I was sitting near the entrance to the pharmacy, so I couldn’t help but hear people as they queued up behind my chair. As I sat, I was amazed at the reaction as people entered the pharmacy on a Friday afternoon. The line was actually not too long, maybe ten people at a time. But as each person came to pick up their prescription it seemed as though they were surprised that anyone else needed to do the same thing that they did. I heard more than one expletive, and several conversations about how poorly the pharmacy was run. As these people talked, they seemed to feed on the negative energy, making the wait balloon into one of worst things that could possibly be happening in their lives. The rising stress levels in the line were almost palpable.
Now, I have to say that people are not usually at their best when in a pharmacy. They are probably there because they are ill and less than their best. However, in today’s world standing in line to buy anything is not really a surprise. And getting angry about having to do it is neither productive nor healthy. I couldn’t help but think that this was a classic example of choice and picking your battles.
When we are faced with situations that are unpleasant we have to make a decision. Can we do something about it, or is the situation out of our control? And if it is out of our control, how do we choose to react to it? These are fundamental questions but our world moves at warp speed these days and we don’t always have time to think about them.
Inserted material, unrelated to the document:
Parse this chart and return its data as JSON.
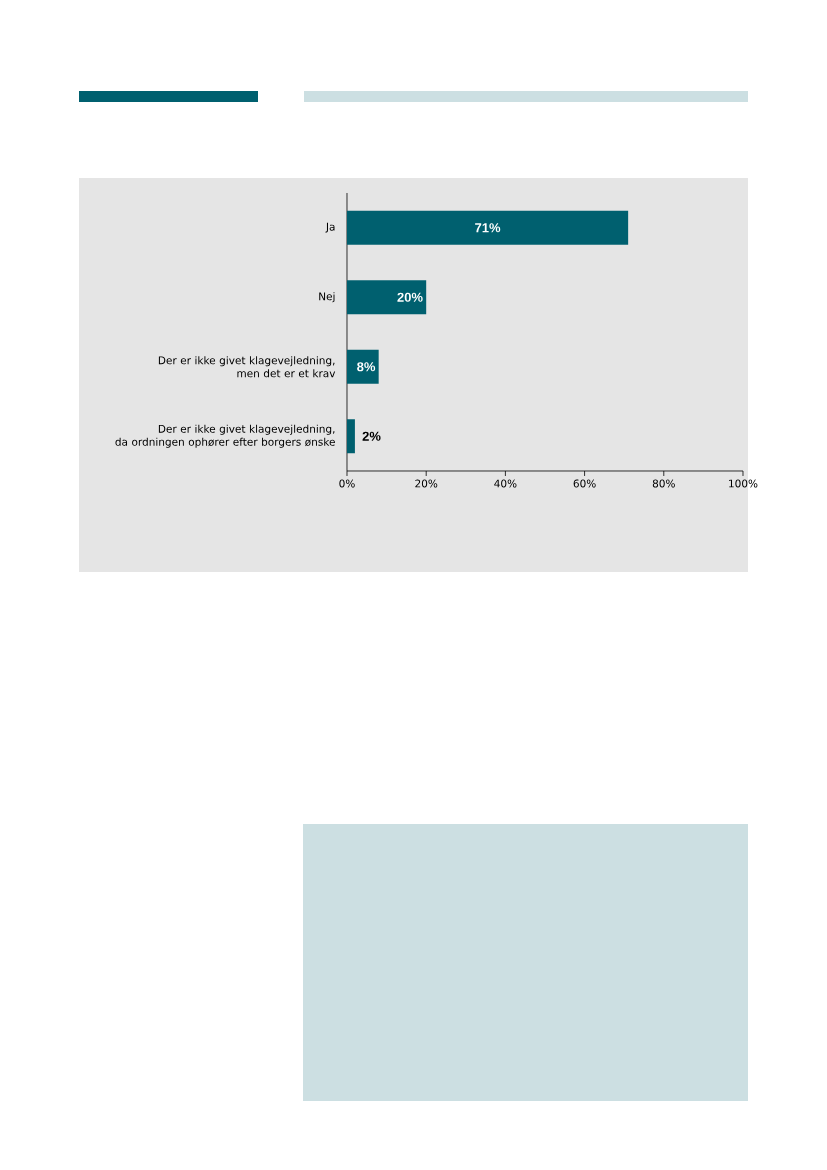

The result is a lot of frustration and unnecessary stress.
In this example, the situation is out of our control but we do have a choice in our reaction. We can wait or we can come back later. Both are probably inconvenient, but getting angry about the inconvenience will only make us feel worse. Perhaps a better way of dealing with the situation is to make a choice and take responsibility for it. Wait or come back–our choice. Getting angry and blaming the pharmacy, or worse the person behind the counter, will not change anything. It will only raise blood pressure and most likely put a damper on the rest of the afternoon. And that doesn’t seem like the best choice to me.
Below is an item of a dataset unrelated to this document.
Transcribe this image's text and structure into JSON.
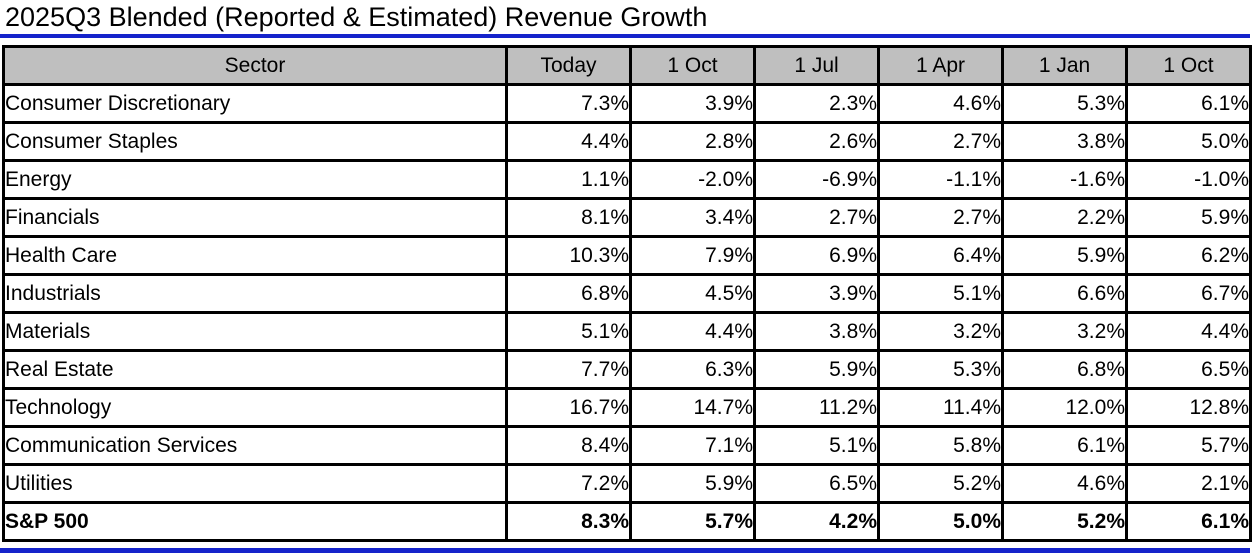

I’m not naive. I know people are busy, and most are over-scheduled. But letting situations over which you have no control upset you will do nothing but stress you out unnecessarily. I know this because I used to be the first to stress out if I had to wait for something. I was busy, tired, and certainly didn’t have time to stand around and wait–I had a schedule to keep. That was several years ago in my corporate life.
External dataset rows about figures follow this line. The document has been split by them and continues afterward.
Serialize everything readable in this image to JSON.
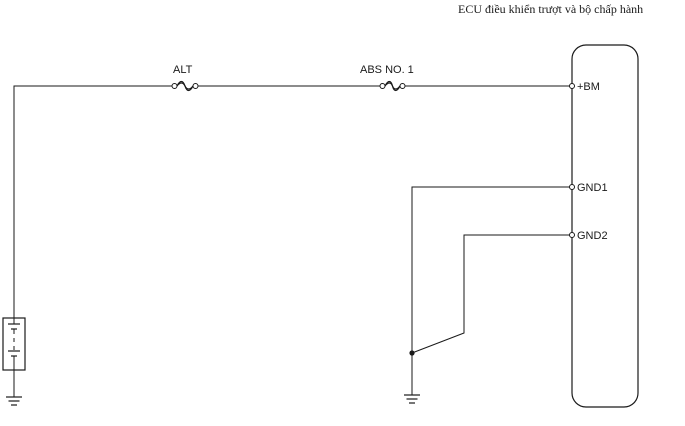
{
  "diagram": {
    "ecu_label": "ECU điều khiển trượt và bộ chấp hành",
    "fuses": {
      "alt": "ALT",
      "abs_no1": "ABS NO. 1"
    },
    "terminals": {
      "bm": "+BM",
      "gnd1": "GND1",
      "gnd2": "GND2"
    },
    "icons": {
      "fuse": "fuse-icon",
      "battery": "battery-icon",
      "ground": "ground-icon"
    }
  }
}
Flash forward to now. I’m still busy (although I sleep better these days so I’m not really tired much), and don’t really have time to wait around for something. I still have a schedule. But I have a different perspective now. Indignation caused by inconvenience does no one any good. I know that I can’t control everything and I take responsibility for my reactions. By doing so, I still get my prescriptions, although it took a bit longer than expected. The world did not end because I had to wait. I also get a beautiful sunny afternoon, smiling conversations with people behind the counter, and the ability to let the inconvenience go and get on with my day. Because of it I have a lot more energy, a lot less stress, and a lot more enjoyment of my day.
Seems like the better choice to me.
How do you deal with inconvenience? Do you let it stress you out or does your reaction let you enjoy your day?